The main motherboard and CPU temp graphs had been hovering in the 110F and 90F ranges, respectively, but as the program kicked in both temps started going up and up and up. I don't know how accurate the reporting is (there's a temperature-reading error on earlier AMD Athlon II X2 processors), but the widget pegged my CPU's temp at 212F (the motherboard's was closer to 220F!) before the system shut down as before.


And that was with both sides of the case removed to let more air in. So much for it just being bad fans.

I pulled the heat sink off the CPU and found a layer of dust buildup between it and the fan. It might not have been 212F, but the sink was too hot to handle. A little brushwork and it was clean. Didn't put new conductive grease on (got to wait for payday), but I did a little dusting around the board before firing the thing up again.

Now the temps are running 131F/122F at most for the mobo and CPU, respectively, for 12 hours even with MCEBuddy running and pulling 90% to 100% of CPU load.

Time to pull the system apart and hit the graphics card's fans and sinks. It's running around 135F on the low end and 152F max. It's got to be in the current card slot, but maybe I can move some of the others around to get more air in there.

Wednesday, January 8, 2014

X-11--Five Years!

I still haven't done any of the body work, but every day the car's running is a damn sight better than sitting unused in someone else's driveway.

Hard to believe it's been five years since the X-11 was delivered.

I'd post a picture, but Blogger won't let me for whatever stupid reason.

Screw them, Here's Rush playing "Red Barchetta" in 2008:

Awwwwww, yeah.

Tuesday, January 7, 2014


National Weather Service says:

  • Humidity 38%
  • Wind Speed N 13 G 18 mph
  • Barometer 30.56 in (1035.3 mb)
  • Dewpoint 0°F (-18°C)
  • Visibility 10.00 mi
  • Wind Chill 10°F (-12°C)
Last Update on 7 Jan 1:53 am CST

I says: too cold.

My brand-new oil-filled radiator heater is huddled on the floor, shivering pitifully and asking for a heater of its own.

Going to bury myself under an electric blanket and hibernate.

Friday, January 3, 2014

Song of the Day: Silvestri's "Back to the Future" theme on acoustic guitar

A water-transfer swirl paintjob:

Very cool.

And now for the song:

"Back to the Future" theme on an Alvarez acoustic. Gorgeous.

Thursday, January 2, 2014

Doesn't Seem Possible: I'm a Homeowner.

When my mother died back in November, it became official: I now share custody of a house with my sister.

I've lived here since December 26, 1976. Thirty-seven years, minus a few years in Tallahassee and several months at Fort Jackson and Fort Gordon.

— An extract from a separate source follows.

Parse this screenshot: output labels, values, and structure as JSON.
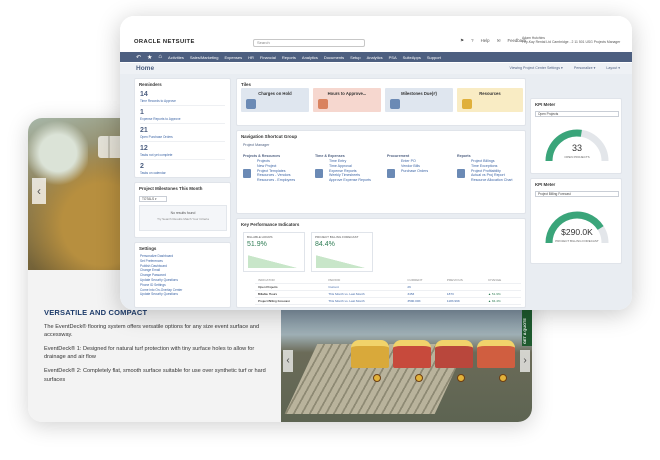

Before this one, we lived in 12 other houses and one apartment between my birth and my 9th birthday. I barely remember any of those; a scene here, a memory there. This is the first one my parents actually owned.

Now it's mine.

What the hell do I do with a house?

I've been pondering that. Part of me wants to gut the joint, put new wiring and plumbing into its 50-year-old walls, expand my microscopic bathroom, and add insulation all around. I'll settle for getting rid of the honking big vanity my mother put in my bathroom a few years ago.

The big thing, though, is the outside.

We have a freaking WHITE house. All the brickwork, all the wood trim, the fake-stucco'd cinder block planter...it's all bleached arctic snow-blind holy-crap white. NASA's contractors didn't use this much white paint on all their Saturn rockets combined.

Black fake shutters.

Not my favorite combination for a house. I've never liked it, but now I have no idea what colors to go with.

The "moon rocket" motif is out.

Don't have much of a lawn for me to tell the kids to keep off of.